Astrid Panosyan-Bouvet, ministre chargée du travail et de l'emploi . Les chiffres que vous avez rappelés sont éloquents, en particulier le taux d'activité des seniors si on le compare au mieux-disant européen. Il s'agit d'un immense gâchis humain et économique, car ces chiffres cachent des vies et la nation, en excluant les seniors, se prive et nous prive d'expériences, de savoir-faire ainsi que de forces productives et contributives.

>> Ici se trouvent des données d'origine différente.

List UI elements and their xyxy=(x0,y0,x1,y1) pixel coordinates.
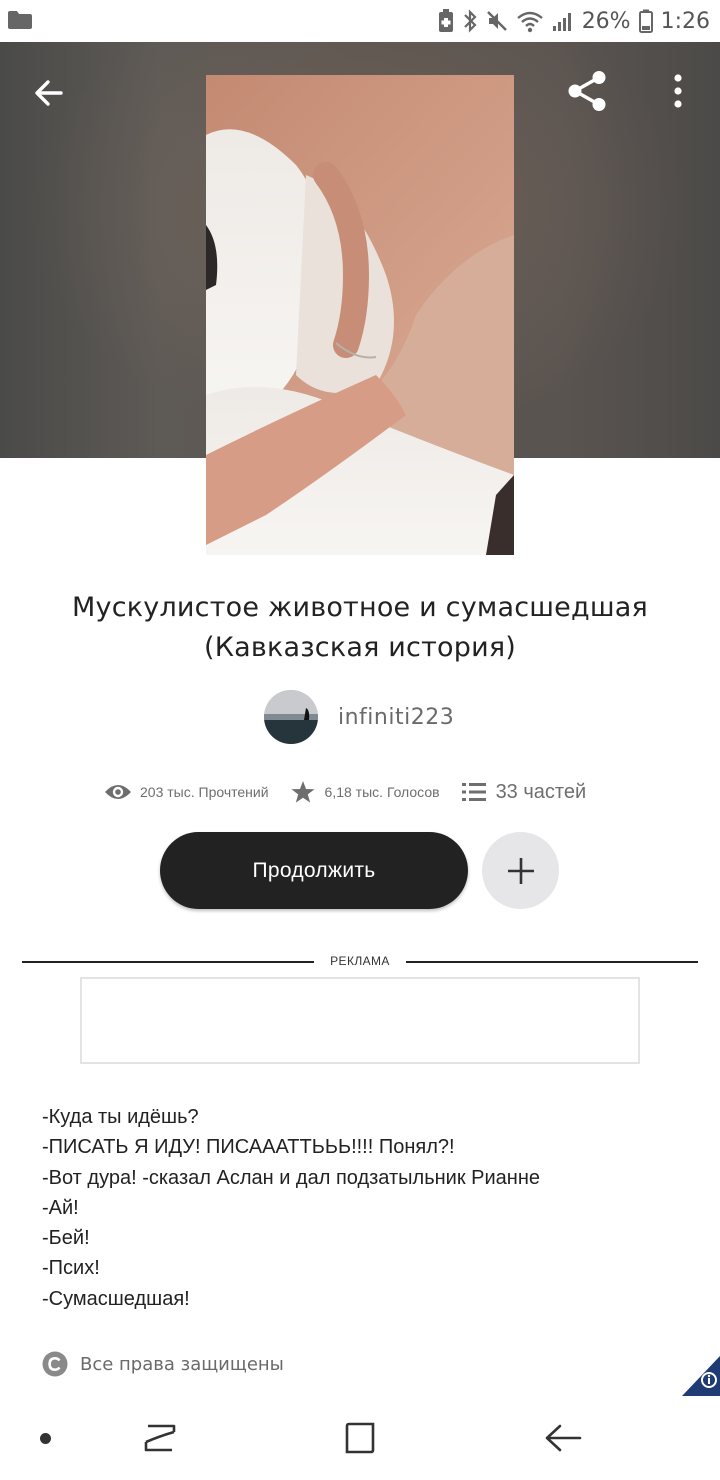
reads-stat: 203 тыс. Прочтений xyxy=(104,782,269,802)
plus-icon xyxy=(507,857,534,884)
excerpt-line: -Сумасшедшая! xyxy=(42,1287,190,1310)
more-options-button[interactable] xyxy=(656,64,700,118)
ad-divider-left xyxy=(22,961,314,963)
nav-dot-icon[interactable] xyxy=(40,1433,51,1444)
bluetooth-icon xyxy=(463,9,477,33)
recent-apps-icon[interactable] xyxy=(140,1420,180,1456)
share-button[interactable] xyxy=(560,64,614,118)
eye-icon xyxy=(105,785,131,799)
battery-percent: 26% xyxy=(581,8,631,34)
parts-count: 33 частей xyxy=(495,780,587,803)
home-icon[interactable] xyxy=(340,1420,380,1456)
cover-image xyxy=(206,75,514,555)
signal-icon xyxy=(552,13,571,31)
votes-count: 6,18 тыс. Голосов xyxy=(324,784,440,800)
excerpt-line: -ПИСАТЬ Я ИДУ! ПИСАААТТЬЬЬ!!!! Понял?! xyxy=(42,1136,455,1159)
battery-saver-icon xyxy=(438,9,453,32)
avatar xyxy=(264,690,318,744)
author-link[interactable]: infiniti223 xyxy=(264,690,454,744)
author-name: infiniti223 xyxy=(338,704,455,730)
story-title-line2: (Кавказская история) xyxy=(204,632,516,663)
votes-stat: 6,18 тыс. Голосов xyxy=(291,780,440,804)
clock: 1:26 xyxy=(660,8,710,34)
status-icons: 26% 1:26 xyxy=(438,7,710,35)
star-icon xyxy=(291,781,315,803)
copyright-icon xyxy=(42,1351,68,1377)
continue-reading-button[interactable]: Продолжить xyxy=(160,832,468,909)
share-icon xyxy=(568,71,606,111)
system-nav-bar xyxy=(0,1396,720,1480)
status-bar: 26% 1:26 xyxy=(0,0,720,42)
ad-divider-right xyxy=(406,961,698,963)
story-excerpt: -Куда ты идёшь? -ПИСАТЬ Я ИДУ! ПИСАААТТЬ… xyxy=(42,1102,682,1314)
excerpt-line: -Бей! xyxy=(42,1227,90,1250)
add-to-library-button[interactable] xyxy=(482,832,559,909)
list-icon xyxy=(461,783,486,801)
story-stats: 203 тыс. Прочтений 6,18 тыс. Голосов 33 … xyxy=(104,774,586,810)
continue-label: Продолжить xyxy=(252,858,376,882)
help-badge[interactable] xyxy=(682,1356,720,1396)
copyright-notice: Все права защищены xyxy=(42,1350,284,1378)
story-title-line1: Мускулистое животное и сумасшедшая xyxy=(72,592,648,623)
excerpt-line: -Псих! xyxy=(42,1257,100,1280)
copyright-text: Все права защищены xyxy=(80,1353,284,1375)
battery-icon xyxy=(638,9,653,33)
folder-icon xyxy=(8,11,32,29)
excerpt-line: -Куда ты идёшь? xyxy=(42,1106,199,1128)
reads-count: 203 тыс. Прочтений xyxy=(140,784,269,800)
excerpt-line: -Вот дура! -сказал Аслан и дал подзатыль… xyxy=(42,1166,540,1189)
back-icon[interactable] xyxy=(540,1420,584,1456)
back-button[interactable] xyxy=(22,66,76,120)
wifi-icon xyxy=(516,11,543,33)
arrow-left-icon xyxy=(35,80,63,106)
ad-label: РЕКЛАМА xyxy=(330,954,390,968)
more-vertical-icon xyxy=(674,74,682,108)
story-title: Мускулистое животное и сумасшедшая (Кавк… xyxy=(40,588,680,668)
mute-icon xyxy=(486,11,507,31)
excerpt-line: -Ай! xyxy=(42,1196,79,1219)
ad-slot[interactable] xyxy=(80,977,640,1064)
parts-stat[interactable]: 33 частей xyxy=(461,780,587,804)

Cette situation a des causes multiples, parmi lesquelles l'ancienneté de la préretraite. Ce dispositif, qui remonte à l'époque de Raymond Barre, nous a habitués, ce dernier demi-siècle, à considérer que l'on n'a plus tout à fait sa place en entreprise à 55 ans passés. Cette culture est bien ancrée et a la vie dure.
Des avancées significatives ont toutefois été réalisées en la matière. D'abord, grâce au recul de l'âge de départ à la retraite, lequel a un impact sur le maintien dans l'emploi des seniors. L'enjeu n'est pas seulement le chômage des seniors, comme vous l'avez souligné, mais aussi leur maintien dans l'emploi.
L'accord national interprofessionnel sur l'emploi des seniors, signé en novembre par quatre syndicats et l'ensemble des organisations patronales, constitue une deuxième réussite. Il prévoit un entretien renforcé et englobant de mi-carrière, qui aborde les questions relatives aux compétences et à la santé, laquelle me semble trop peu considérée quand il s'agit d'un certain nombre de métiers à forte usure professionnelle.
Cet accord impose une négociation obligatoire concernant l'emploi des seniors, pour qu'il soit discuté au niveau des branches et des entreprises. Il prévoit de faciliter l'accès à la retraite progressive, car la deuxième partie de carrière n'est pas uniforme jusqu'à la fin et ne se distribue pas en deux catégories distinctes : avec ou sans activité. Il faut envisager un spectre de possibilités, en particulier en matière d'aidance familiale ou de bénévolat. Il prévoit aussi un contrat de valorisation de l'expérience qui offre plus de facilités à l'employeur et qui se rapproche du CDI senior que vous proposez. Enfin, il contient des améliorations très concrètes pour le cumul emploi-retraite, qui restent néanmoins perfectibles.
L'emploi des seniors est, avec l'insertion professionnelle des jeunes, la mère des batailles.
Par rapport aux pays d'Europe du Nord, nous avons une conception très particulière de l'emploi des seniors. Pour changer ce regard et valoriser leur travail, leur expertise, leur fiabilité et leurs apports au monde de l'entreprise, nous voulons lancer, au printemps et en collaboration avec les partenaires sociaux et l'ensemble des organisations professionnelles, une campagne de communication.
Nous inscrirons dans la loi certaines dispositions de l'accord national interprofessionnel, dès le premier semestre de 2025. Enfin, nous initierons, d'ici à un mois, une concertation avec les partenaires sociaux sur le sujet compliqué du dispositif de reconversion pour les seniors, en particulier dans le cadre de plans de restructuration industrielle.